E quanto à cura? Só a mudança muito longa, aquela que vai até os macrosistemas ou mesmo ao macrocosmo? Bem sei que, em mim, a cura/cuidado remete ao ideal, alguma redenção benevolente antes da morte que dá algum sentido à existência. Será que mitigar - ou mesmo elaborar em níveis muito primitivos - o sofrimento impensável de pessoas cuja existência é radical demais seria mesmo algo passível de atingir - ou mesmo desejável?
Poderia eu - "normal" que sou - ter intervindo na família de Kurt Cobain a ponto de ele ter desistido da música - sombria - e se tornado contador, vivendo uma vida medíocre, mas feliz?
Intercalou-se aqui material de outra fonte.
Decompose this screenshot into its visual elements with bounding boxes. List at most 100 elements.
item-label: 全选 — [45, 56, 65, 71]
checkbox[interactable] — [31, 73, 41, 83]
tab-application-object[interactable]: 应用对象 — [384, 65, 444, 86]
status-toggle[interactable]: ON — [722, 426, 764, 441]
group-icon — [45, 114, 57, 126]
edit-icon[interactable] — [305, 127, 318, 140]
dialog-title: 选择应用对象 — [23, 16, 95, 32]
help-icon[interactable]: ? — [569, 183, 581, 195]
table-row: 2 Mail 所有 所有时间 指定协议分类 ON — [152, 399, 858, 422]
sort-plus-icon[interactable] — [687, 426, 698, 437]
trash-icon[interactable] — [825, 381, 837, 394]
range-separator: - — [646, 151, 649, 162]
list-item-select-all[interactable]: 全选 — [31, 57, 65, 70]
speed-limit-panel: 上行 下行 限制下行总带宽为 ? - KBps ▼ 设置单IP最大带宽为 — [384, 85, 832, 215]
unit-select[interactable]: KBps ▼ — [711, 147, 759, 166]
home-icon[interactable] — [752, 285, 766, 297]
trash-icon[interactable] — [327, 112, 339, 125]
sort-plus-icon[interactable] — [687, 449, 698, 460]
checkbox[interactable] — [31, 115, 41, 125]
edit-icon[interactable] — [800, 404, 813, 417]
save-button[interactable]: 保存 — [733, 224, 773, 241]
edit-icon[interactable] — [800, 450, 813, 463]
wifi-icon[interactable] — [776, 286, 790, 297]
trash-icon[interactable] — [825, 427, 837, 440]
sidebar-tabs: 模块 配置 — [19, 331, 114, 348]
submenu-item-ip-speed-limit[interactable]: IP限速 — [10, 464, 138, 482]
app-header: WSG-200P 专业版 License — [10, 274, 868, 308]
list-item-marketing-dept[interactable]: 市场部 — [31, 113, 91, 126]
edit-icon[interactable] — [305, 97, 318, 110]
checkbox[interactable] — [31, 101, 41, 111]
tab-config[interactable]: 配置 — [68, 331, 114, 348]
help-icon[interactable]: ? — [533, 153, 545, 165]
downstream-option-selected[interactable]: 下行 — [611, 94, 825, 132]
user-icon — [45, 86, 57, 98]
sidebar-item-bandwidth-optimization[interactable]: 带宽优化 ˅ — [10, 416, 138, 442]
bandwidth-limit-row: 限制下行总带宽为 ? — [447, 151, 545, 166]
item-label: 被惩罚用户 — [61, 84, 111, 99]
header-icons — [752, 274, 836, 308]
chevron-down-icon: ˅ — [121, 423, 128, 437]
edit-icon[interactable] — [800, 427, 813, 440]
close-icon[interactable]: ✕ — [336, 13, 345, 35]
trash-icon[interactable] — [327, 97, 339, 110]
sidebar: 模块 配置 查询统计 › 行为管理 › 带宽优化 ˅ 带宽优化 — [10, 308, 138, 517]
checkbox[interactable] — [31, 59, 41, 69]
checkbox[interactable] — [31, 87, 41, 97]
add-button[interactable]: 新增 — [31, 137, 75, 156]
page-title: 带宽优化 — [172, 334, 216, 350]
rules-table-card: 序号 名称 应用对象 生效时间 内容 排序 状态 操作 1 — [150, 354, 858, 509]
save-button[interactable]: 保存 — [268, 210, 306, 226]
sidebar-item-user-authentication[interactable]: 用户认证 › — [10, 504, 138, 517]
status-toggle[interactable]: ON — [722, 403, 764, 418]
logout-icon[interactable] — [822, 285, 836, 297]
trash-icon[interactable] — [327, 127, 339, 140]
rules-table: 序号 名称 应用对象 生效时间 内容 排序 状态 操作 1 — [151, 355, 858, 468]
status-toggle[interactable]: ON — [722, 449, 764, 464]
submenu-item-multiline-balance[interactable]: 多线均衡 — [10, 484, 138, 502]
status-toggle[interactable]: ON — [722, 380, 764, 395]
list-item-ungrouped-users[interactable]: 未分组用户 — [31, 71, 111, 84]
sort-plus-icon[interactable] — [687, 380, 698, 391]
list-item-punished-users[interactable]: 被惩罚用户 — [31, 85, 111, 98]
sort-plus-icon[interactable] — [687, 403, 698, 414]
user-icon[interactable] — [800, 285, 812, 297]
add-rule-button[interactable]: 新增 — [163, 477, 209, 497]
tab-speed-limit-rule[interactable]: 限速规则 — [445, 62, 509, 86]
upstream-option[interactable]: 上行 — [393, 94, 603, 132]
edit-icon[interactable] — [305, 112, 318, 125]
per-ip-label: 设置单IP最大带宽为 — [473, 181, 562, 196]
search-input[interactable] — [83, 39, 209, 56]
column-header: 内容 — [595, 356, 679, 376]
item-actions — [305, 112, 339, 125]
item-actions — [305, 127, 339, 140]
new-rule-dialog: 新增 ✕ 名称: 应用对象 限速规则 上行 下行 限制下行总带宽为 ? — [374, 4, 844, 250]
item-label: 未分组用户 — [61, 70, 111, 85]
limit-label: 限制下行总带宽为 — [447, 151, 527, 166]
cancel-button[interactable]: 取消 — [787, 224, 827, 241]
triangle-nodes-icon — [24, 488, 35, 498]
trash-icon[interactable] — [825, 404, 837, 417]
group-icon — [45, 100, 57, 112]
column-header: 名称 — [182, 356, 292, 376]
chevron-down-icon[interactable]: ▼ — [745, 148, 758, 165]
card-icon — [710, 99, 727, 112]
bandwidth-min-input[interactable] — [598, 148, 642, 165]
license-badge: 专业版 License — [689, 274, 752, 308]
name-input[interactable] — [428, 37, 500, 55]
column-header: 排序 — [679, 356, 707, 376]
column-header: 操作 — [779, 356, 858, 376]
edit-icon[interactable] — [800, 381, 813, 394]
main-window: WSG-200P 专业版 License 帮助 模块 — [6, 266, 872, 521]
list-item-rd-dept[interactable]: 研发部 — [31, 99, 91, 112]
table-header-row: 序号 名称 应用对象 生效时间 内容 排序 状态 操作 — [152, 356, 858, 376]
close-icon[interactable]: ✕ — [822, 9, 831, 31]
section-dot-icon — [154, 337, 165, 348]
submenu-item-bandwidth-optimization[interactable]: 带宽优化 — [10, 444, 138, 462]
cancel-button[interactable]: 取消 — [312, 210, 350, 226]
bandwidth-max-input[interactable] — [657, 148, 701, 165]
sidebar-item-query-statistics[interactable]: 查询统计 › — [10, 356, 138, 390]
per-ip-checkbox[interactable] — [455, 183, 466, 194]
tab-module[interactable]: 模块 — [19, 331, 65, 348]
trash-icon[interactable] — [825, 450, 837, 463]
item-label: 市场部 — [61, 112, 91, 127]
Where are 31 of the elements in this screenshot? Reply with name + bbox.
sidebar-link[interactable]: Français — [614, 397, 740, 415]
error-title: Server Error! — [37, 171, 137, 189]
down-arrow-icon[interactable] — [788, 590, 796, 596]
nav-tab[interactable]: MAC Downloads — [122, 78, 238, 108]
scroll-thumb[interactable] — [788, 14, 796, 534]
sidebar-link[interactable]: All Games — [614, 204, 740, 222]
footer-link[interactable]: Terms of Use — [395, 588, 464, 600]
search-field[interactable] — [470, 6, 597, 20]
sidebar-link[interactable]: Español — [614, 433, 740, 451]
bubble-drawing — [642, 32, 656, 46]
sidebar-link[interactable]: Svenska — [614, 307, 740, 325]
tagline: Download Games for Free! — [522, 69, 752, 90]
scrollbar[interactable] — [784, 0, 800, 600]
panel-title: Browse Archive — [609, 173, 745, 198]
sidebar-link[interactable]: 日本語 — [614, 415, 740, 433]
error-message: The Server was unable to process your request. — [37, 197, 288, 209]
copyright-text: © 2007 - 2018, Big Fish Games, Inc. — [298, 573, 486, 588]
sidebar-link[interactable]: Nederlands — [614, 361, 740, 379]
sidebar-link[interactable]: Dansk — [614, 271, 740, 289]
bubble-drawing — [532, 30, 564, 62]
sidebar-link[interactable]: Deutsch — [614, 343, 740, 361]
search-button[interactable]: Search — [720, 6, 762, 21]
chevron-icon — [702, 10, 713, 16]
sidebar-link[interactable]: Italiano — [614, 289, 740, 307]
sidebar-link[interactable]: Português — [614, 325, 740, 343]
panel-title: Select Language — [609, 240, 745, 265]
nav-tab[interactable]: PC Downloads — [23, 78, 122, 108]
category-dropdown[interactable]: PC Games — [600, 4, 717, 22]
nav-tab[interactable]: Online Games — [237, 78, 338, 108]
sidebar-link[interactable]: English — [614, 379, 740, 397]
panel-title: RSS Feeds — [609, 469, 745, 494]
E se eu o pudesse, o teria feito, mesmo sabendo da imensa influência, transformadora individual e historicamente, que sua morte provocou em milhares de jovens, incluindo a mim mesma? E quanto aos Coutinhos? E aos Nietszches ou Kierkegaards, ou Morrisons? Cairemos em um redundantismo do tipo: é um gênio, deixe-o sofrer e nos beneficiemos quando ele morrer? Como escolhemos os "gênios" e os "pobres coitados" de quem só queremos afastar o Nirvana?
Que a morte ou o ostracismo do esquizofrênico crônico são legítimos, não tenho dúvidas. São resultado de um longo processo "esquizofrenogênico". Só posso me recordar do caso acompanhado por Winnicott em que uma jovem pede sua ajuda clínica - não para ajudá-la a não cometer suicídio, mas para ajudá-la a cometê-lo pelo motivo certo. Winnicott diz não ter dado conta disso, tamanha sua crença na vida e no amadurecimento: sua paciente acabou "morrendo pelo motivo errado".
Eu não sei. Mas de "eu deveria ter feito" em "eu não deveria ter feito", eu só tenho o momento presente. E um simples " isto me causa muita angústia, por isso..." não me parece o suficiente.